Structure-Guided MR-to-CT Synthesis with Spatial and Semantic Alignments for Attenuation Correction of Whole-Body PET/MR Imaging
This work addresses attenuation correction in whole-body PET/MR imaging, which is crucial for accurate medical diagnostics, but it appears incremental as it builds on existing deep-learning methods with specific enhancements.
The paper tackles the problem of synthesizing CT images from MR scans for PET attenuation correction in whole-body imaging by addressing spatial misalignment and intensity mapping complexity, resulting in visually plausible and semantically realistic CT images validated for utility.

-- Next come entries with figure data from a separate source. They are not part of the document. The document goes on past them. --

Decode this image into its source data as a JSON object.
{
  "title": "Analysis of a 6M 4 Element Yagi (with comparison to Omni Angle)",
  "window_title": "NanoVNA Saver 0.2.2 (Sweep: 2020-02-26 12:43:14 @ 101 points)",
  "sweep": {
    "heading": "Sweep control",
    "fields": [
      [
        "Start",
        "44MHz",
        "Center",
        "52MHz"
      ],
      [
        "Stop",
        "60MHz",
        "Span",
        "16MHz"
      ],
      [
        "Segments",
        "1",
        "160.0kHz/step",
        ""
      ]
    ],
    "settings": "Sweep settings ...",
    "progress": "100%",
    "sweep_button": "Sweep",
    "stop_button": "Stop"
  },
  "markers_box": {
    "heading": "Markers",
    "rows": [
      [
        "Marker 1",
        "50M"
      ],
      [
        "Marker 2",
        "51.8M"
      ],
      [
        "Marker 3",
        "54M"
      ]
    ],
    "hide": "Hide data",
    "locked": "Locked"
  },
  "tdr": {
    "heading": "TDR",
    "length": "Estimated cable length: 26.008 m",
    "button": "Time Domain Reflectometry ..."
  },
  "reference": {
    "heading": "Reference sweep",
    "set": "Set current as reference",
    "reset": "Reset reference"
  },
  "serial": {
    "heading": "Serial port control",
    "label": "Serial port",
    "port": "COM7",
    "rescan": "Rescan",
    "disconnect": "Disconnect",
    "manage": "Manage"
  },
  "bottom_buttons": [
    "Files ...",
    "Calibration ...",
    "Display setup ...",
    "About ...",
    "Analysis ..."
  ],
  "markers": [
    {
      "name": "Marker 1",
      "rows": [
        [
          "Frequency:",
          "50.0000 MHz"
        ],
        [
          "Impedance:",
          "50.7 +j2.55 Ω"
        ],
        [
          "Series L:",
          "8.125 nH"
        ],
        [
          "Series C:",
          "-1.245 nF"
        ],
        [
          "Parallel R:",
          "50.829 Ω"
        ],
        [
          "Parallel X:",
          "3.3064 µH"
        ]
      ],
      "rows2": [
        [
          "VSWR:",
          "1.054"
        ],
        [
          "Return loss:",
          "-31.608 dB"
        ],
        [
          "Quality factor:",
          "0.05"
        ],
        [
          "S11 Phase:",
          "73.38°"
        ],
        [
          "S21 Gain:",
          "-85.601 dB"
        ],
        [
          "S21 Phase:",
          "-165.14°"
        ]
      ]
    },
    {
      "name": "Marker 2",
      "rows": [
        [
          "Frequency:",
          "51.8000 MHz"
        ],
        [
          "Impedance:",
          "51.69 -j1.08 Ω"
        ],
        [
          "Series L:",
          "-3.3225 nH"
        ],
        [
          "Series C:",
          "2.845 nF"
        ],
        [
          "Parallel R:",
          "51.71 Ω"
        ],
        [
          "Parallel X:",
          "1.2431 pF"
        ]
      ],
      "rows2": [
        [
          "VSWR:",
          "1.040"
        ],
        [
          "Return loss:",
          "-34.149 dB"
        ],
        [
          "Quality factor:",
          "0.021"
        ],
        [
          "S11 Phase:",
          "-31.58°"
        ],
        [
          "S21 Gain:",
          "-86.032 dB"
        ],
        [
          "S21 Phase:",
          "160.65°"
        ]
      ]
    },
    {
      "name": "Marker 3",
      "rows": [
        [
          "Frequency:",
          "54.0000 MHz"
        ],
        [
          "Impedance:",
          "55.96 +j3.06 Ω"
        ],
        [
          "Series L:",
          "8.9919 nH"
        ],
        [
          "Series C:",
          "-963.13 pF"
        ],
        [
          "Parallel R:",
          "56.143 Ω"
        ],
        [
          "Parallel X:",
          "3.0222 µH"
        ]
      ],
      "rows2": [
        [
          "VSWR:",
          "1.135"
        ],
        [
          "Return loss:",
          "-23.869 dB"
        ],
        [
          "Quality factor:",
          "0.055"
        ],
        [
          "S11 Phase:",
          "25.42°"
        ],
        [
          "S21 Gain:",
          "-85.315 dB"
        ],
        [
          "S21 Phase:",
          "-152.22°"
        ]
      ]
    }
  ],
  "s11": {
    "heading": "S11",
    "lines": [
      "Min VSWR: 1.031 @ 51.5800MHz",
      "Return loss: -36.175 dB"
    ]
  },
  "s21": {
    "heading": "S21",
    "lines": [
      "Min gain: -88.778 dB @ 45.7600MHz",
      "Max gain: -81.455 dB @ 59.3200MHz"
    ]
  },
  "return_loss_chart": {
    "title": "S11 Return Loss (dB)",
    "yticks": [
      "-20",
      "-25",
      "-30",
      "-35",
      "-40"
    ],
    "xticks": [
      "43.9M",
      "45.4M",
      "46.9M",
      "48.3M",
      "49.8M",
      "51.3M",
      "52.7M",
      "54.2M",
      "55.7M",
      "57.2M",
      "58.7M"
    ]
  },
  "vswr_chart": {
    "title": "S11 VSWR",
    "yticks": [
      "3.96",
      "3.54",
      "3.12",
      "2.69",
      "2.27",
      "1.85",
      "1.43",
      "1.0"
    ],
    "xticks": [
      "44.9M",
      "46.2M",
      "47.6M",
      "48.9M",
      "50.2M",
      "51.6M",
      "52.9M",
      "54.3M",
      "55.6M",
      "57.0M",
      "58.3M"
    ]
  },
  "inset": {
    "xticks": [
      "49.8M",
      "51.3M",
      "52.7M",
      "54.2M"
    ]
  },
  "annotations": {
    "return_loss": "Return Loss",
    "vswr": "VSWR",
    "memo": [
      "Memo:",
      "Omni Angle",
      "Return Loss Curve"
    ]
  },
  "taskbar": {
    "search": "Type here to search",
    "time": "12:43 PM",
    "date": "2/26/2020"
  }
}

Deep-learning-based MR-to-CT synthesis can estimate the electron density of tissues, thereby facilitating PET attenuation correction in whole-body PET/MR imaging. However, whole-body MR-to-CT synthesis faces several challenges including the issue of spatial misalignment and the complexity of intensity mapping, primarily due to the variety of tissues and organs throughout the whole body. Here we propose a novel whole-body MR-to-CT synthesis framework, which consists of three novel modules to tackle these challenges: (1) Structure-Guided Synthesis module leverages structure-guided attention gates to enhance synthetic image quality by diminishing unnecessary contours of soft tissues; (2) Spatial Alignment module yields precise registration between paired MR and CT images by taking into account the impacts of tissue volumes and respiratory movements, thus providing well-aligned ground-truth CT images during training; (3) Semantic Alignment module utilizes contrastive learning to constrain organ-related semantic information, thereby ensuring the semantic authenticity of synthetic CT images.We conduct extensive experiments to demonstrate that the proposed whole-body MR-to-CT framework can produce visually plausible and semantically realistic CT images, and validate its utility in PET attenuation correction.